ETLIN – Sim, porque ele se beneficia com a expansão da classe média, que consome mais refeições fora de casa. Além disso, nosso modelo busca empresas que tenham um modelo de negócios replicável, estando presentes, por exemplo, nos shoppingcenters. O tíquete médio pode ser baixo, mas o volume é alto.
DINHEIRO – Mas, de novo, como se dará a saída do investidor?
ETLIN – Hoje, nós temos a maior rede de casual dining do Brasil. Existem grandes redes de alimentação no mundo, que inclusive estão presentes no País, operando conceitos como os nossos, e que podem vir a se interessar por nossos ativos.
DINHEIRO – Lidando com empresas de vários setores distintos, como vocês avaliam a qualidade da gestão no Brasil?
ETLIN – É excepcional. Isso explica o fato de o Brasil ter empresas tão sólidas, apesar das dificuldades tributárias. E eu diria que não apenas o executivo, mas também o empreendedor brasileiro é fora de série. É criativo, sofisticado, maleável e flexível.
DINHEIRO – Qual o tamanho mínimo para uma empresa merecer um investimento de um fundo de private equity, como a Advent?
ETLIN – O piso, para um fundo como o nosso, é de companhias com faturamento mínimo ao redor de R$ 200 milhões. Investimos para que elas possam crescer e consolidar seus setores.
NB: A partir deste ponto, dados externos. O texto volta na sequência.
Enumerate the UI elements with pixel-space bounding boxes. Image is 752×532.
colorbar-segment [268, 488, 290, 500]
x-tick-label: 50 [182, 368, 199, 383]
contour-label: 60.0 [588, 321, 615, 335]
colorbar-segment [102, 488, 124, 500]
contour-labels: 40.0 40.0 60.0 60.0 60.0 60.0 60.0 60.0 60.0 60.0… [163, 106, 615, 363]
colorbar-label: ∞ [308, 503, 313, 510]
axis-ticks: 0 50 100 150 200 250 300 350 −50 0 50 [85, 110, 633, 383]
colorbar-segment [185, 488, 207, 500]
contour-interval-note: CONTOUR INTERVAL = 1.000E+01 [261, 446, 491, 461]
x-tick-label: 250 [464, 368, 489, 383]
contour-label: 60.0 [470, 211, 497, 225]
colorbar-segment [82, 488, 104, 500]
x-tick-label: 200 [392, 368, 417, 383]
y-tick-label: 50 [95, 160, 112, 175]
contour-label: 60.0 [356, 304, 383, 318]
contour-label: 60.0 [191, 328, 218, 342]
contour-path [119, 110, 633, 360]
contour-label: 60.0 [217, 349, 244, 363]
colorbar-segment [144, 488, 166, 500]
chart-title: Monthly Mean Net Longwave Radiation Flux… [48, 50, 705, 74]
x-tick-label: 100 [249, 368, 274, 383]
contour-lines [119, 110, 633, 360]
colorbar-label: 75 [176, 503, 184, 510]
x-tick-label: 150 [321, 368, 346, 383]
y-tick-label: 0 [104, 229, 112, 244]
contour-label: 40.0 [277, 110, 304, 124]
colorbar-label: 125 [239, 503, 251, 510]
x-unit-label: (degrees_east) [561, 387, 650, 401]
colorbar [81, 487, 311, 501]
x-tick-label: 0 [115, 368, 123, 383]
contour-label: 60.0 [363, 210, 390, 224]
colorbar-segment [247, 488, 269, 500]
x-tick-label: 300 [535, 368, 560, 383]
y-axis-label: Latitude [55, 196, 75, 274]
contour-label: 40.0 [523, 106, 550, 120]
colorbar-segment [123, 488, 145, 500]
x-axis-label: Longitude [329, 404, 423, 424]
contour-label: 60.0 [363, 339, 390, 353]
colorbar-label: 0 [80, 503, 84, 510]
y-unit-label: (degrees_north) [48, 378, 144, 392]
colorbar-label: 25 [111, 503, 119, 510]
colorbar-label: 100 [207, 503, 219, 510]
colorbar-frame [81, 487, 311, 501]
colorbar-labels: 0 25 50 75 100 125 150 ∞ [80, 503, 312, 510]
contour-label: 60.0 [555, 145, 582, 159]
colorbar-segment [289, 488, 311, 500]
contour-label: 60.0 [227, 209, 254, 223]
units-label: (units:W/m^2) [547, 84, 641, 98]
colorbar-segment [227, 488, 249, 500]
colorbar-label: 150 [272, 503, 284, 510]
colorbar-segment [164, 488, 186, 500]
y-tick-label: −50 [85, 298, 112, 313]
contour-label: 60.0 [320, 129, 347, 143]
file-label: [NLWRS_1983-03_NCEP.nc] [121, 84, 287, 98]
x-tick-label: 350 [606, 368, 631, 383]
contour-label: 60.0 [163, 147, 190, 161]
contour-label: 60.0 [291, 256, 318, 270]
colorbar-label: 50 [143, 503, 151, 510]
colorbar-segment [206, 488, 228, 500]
DINHEIRO – E vocês ainda têm capital para novos investimentos?
ETLIN – Nosso fundo de US$ 1,3 bilhão é o maior da América Latina e ainda não foi todo investido. Além disso, podemos recorrer aos fundos globais da Advent, que têm US$ 11 bilhões, e já demonstraram interesse em investir conosco em alguns negócios. E o melhor é que, se quiséssemos hoje lançar um outro fundo, haveria muita demanda por Brasil, apesar de toda essa turbulência nas bolsas.